MRIマンスリーレビュー2020年8月号

巻頭言|新常態で新たな価値創造を

常務執行役員 岩瀬 広
新型コロナウイルス感染症によるパンデミックは、100年に一度と言われるような脅威を世界中にもたらしている。これにより、従来のビジネスモデルや人々の暮らしの前提となってきた「効率性重視の集中」から「安心安全重視の分散・非接触」を志向するという新しい社会の潮流が出現した。持続的な成長を考えれば、これは将来にわたっての不可逆的な本質変化となろう。

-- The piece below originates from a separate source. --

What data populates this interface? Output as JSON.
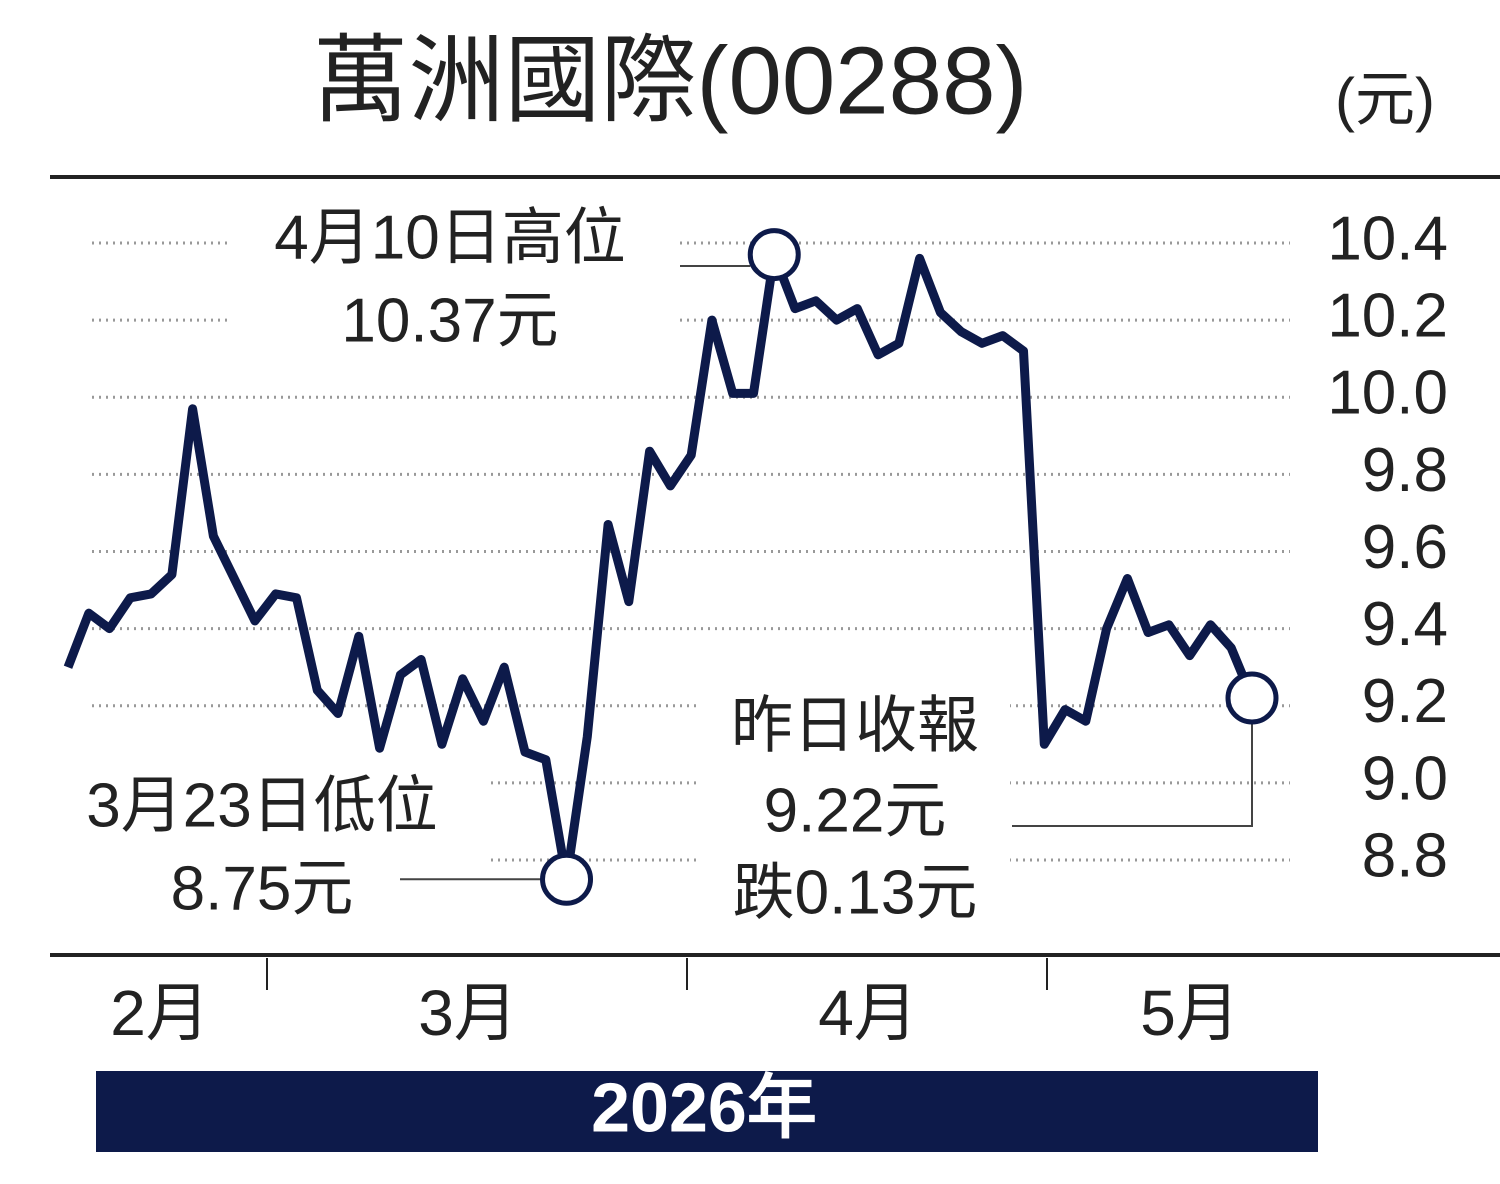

また、バーチャル技術の飛躍的な進展は、移動や混雑を伴うリアル活動の代替性を高めた半面、リアルの価値を相対的に高めた。当社が6月に実施したアンケート調査(生活者5,000人対象)によると、一般的な日常生活ではデジタル技術を積極的に利用したいという回答は33%だったのに対し、旅行やスポーツ観戦、コンサートなどではVRといった疑似体験利用の意向は16%と少なく、47%は実際にその場所に行きたいと回答している。今後、リアルとバーチャルを使い分ける新常態においても、リアルの価値はより高まるだろう。

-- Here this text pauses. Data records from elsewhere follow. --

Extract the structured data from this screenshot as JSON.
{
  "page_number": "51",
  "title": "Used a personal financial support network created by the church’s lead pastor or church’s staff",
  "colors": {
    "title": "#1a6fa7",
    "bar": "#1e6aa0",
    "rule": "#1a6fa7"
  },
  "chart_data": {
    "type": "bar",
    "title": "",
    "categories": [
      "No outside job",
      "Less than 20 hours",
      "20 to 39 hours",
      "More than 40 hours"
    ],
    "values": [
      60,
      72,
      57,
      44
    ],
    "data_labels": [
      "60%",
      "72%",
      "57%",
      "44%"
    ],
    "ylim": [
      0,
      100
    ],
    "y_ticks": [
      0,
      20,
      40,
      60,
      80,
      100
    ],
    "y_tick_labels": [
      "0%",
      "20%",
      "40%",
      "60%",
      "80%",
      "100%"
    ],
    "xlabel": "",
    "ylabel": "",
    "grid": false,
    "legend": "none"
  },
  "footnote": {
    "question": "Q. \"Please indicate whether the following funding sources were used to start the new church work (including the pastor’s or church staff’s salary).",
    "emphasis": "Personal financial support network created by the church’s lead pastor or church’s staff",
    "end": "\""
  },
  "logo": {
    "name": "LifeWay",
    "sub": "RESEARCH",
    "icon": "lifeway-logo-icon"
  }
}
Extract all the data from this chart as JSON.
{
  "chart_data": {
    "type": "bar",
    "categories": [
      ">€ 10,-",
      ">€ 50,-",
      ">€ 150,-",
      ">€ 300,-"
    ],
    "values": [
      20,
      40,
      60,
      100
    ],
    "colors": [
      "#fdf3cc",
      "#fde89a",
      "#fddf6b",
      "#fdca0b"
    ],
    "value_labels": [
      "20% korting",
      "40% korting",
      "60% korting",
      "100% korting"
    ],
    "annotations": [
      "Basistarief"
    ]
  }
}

これらのことは、今後企業が進むべき方向を考える上で一つのヒントとなる。コロナ禍によって大きな需要減に見舞われた企業にとっては、中長期的な視点での需要回復が大きなテーマとなる。しかし、前述のような不可逆的な変化がある以上、従来と同じサービスを提供するだけでは需要をコロナ以前の水準に戻すことは困難だ。接触回避を前提とした新しいサービス、リアルとバーチャルを組み合わせて新しい価値を提供するサービス、さらには高まるリアル価値を追求したサービスなど、新たな需要を創造することが今後、より重要になる。加えて、これらの付加価値増で効率性の低下を補いつつ、ゆとりある客席構成など集中を避けた分散形態によってその需要を満たす必要もある。

企業は、戻らない需要を追い続けることなく、新たな需要を開拓することに資源とエネルギーを振り向けるべきだ。これこそが、多大な損失をもたらしたコロナ禍が生み出した未来へのレガシーとなる。